What do you find different about yourselves that keep you out of one strict type or another? Does this color your perception of yourselves? Anything else you'd like to share about being able to swap functions from time to time. I'm a crosser myself though I tend to hold truer to the INFJ than to any other types.


----------



## earlobong (Mar 11, 2011)

when im with people i dont like i become introverted and a thinker, so INTP
when im with people i do like i weigh up both T-pros/cons

and also F-pros/cons,
then add it up
then decide... cuz i feel people who matter a lot to me, deserve more of my thinking and feeling power than people i don't like...

Thus, I am an ENxP... who makes decisions based on 100% of the spectrum of F & T, equally.

i really don't like classifying myself as "one" type... i don't like that idea when it comes to myers-briggs...

people change their personality in different situations... it's natural... that's why i like the...

Enneagram much better... it's super insightful as to how you act when you are 
1 normal
2 in growth
3 in stress

much recommended.

edit: btw im a 

Enneagram Type 7-Wing 8


----------



## ENFPdvd (Dec 30, 2012)

When I am relaxed and comfortable or ticked off I am ENTP. 
If I want you to like me I'm an ENFP. Also if I am overcome with emotion ENFP.


----------



## Dambrosini (Jul 15, 2013)

*ENxPlease*

I feel like ENTP and ENFP are two parts of a whole me. I don't like to limit myself to just one of the ENxP's; I think the more vague type ENxP describes me best because I fall at the middle of the F/T spectrum. I'm not a weak F or a weak T, though, mind you; I have strong aspects of both in me: I have a thick skin, but I will cry if a movie or story hits me the right way (the 2012 movie The Impossible, for example, had me _consistently_ crying throughout); I consider myself an idealist romantic, but I crave tough debate and a good spar to improve measurable skills; when friends explain to me their emotional issues and problems I'll tell them logically what they should do, but will at the same time empathize in a sense that I know I could just as easily be the same way if I experienced what they did. In other words, I value the objective and the subjective, the head and the heart, in equal amounts and find myself making decisions based on each in equal amounts. Maybe it's just the NP talking, but don't tie me down to one option dammit!!! :laughing:

I'm decidedly the other three letters in the type (pretty far down the spectrums, in fact), but F/T is of special interest to me because my N is pushing me to consider all the interesting possibilities and ideas that stem from the dichotomy....Taken to the big picture, one is advocating objective truth (T) and the other is advocating subjective experience (F) as the prime arbiter of decision-making. This is _incredibly_ interesting, and the strong Perceiver aspect in me tells me to not stick to one side over the other because there is immeasurable value in both!

As a person on a day-to-day human level though, throw some ENxx's at me and we're likely to have some great conversation.

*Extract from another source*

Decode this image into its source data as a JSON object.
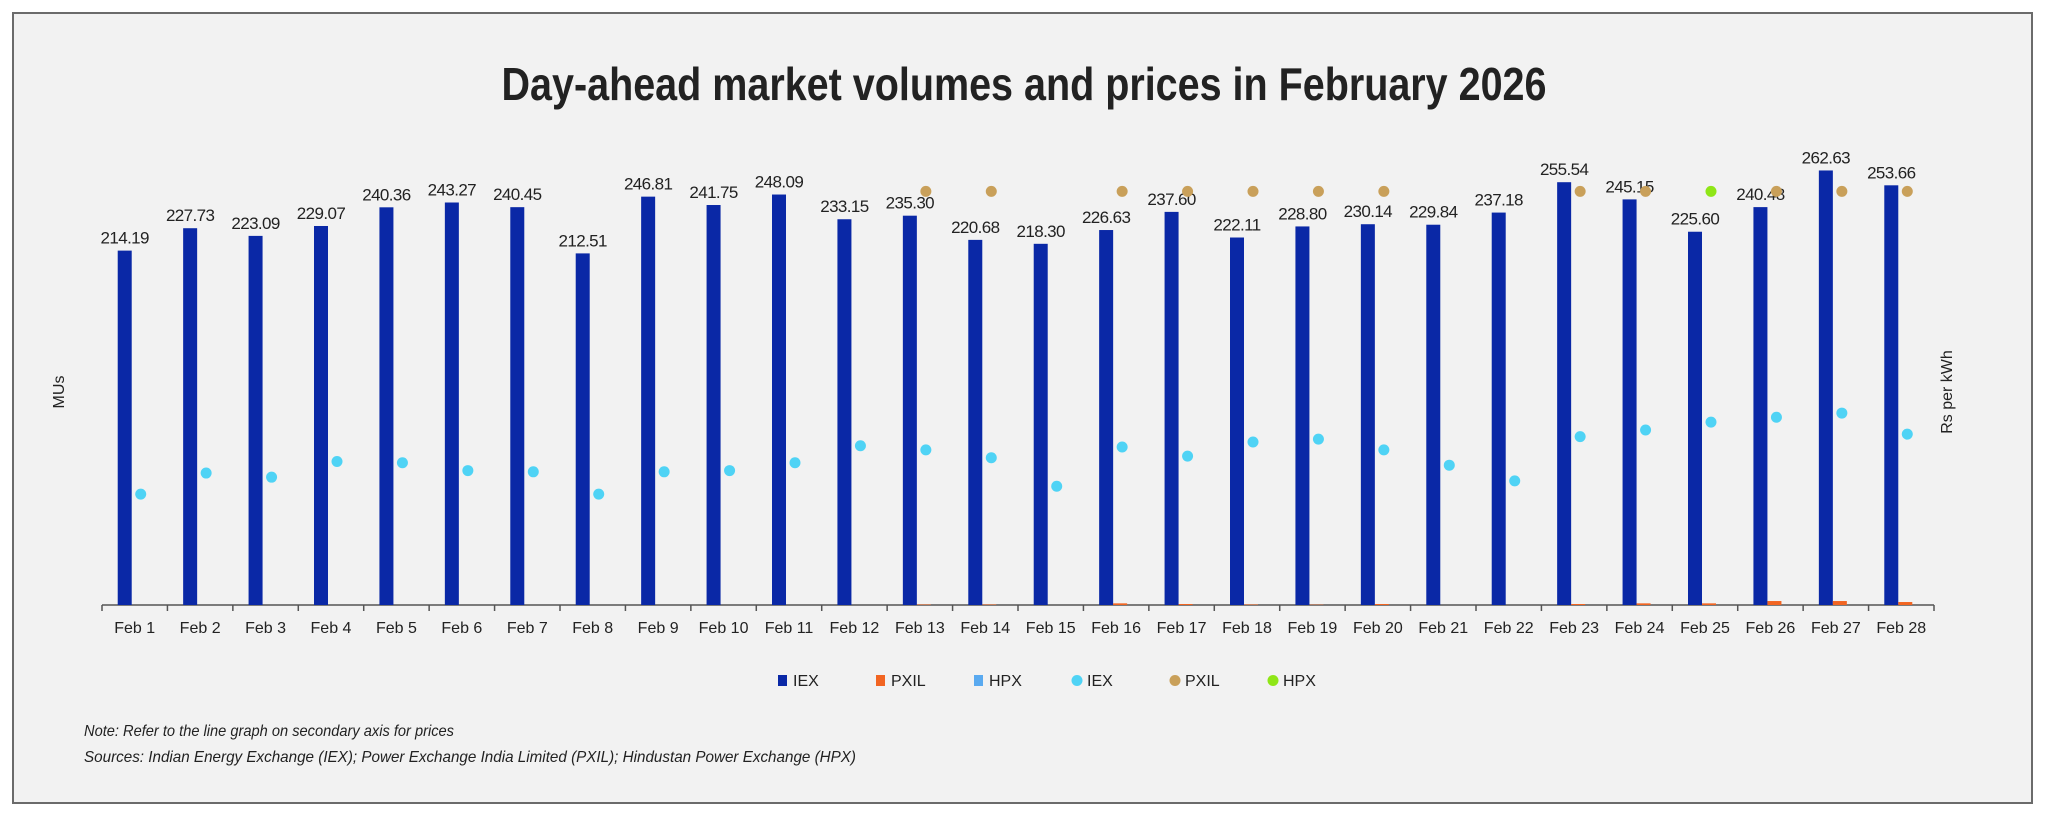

I respect the simple energy of ESxP's, the ambition and drive of ENTJ's, the idealistic dreamscape of INFP's, and the friendly practicality and loyalty of ESTJ's. I guess I can get along with all types, but ISxJ's are the tough ones for me to handle. I dated an ISFJ back in high school....very, very tough relationship. We were probably originally drawn to each other because of our differences, but it became apparent that we weren't compatible when my NP and her SJ started showing up. A traditional relationship with very specific roles? Eugh. At least the whole thing made me realize who I'd ultimately be compatible with: someone much more similar to me as opposed to different. A cute ENFP girl, for example, will likely have me infatuated within minutes. It's the ENxP, the Extroverted iNtution, the "blah blah Buddhist definition of rebirth blah blah communism works in theory blah blah why is this the way things are blah blah", that help make me get along with people of this persuasion the best. It goes beyond them just being similar to me; they are kindred spirits to me, people who see life as cosmic, exuberant, complex, social, and *fun*. Fun with epic context.


----------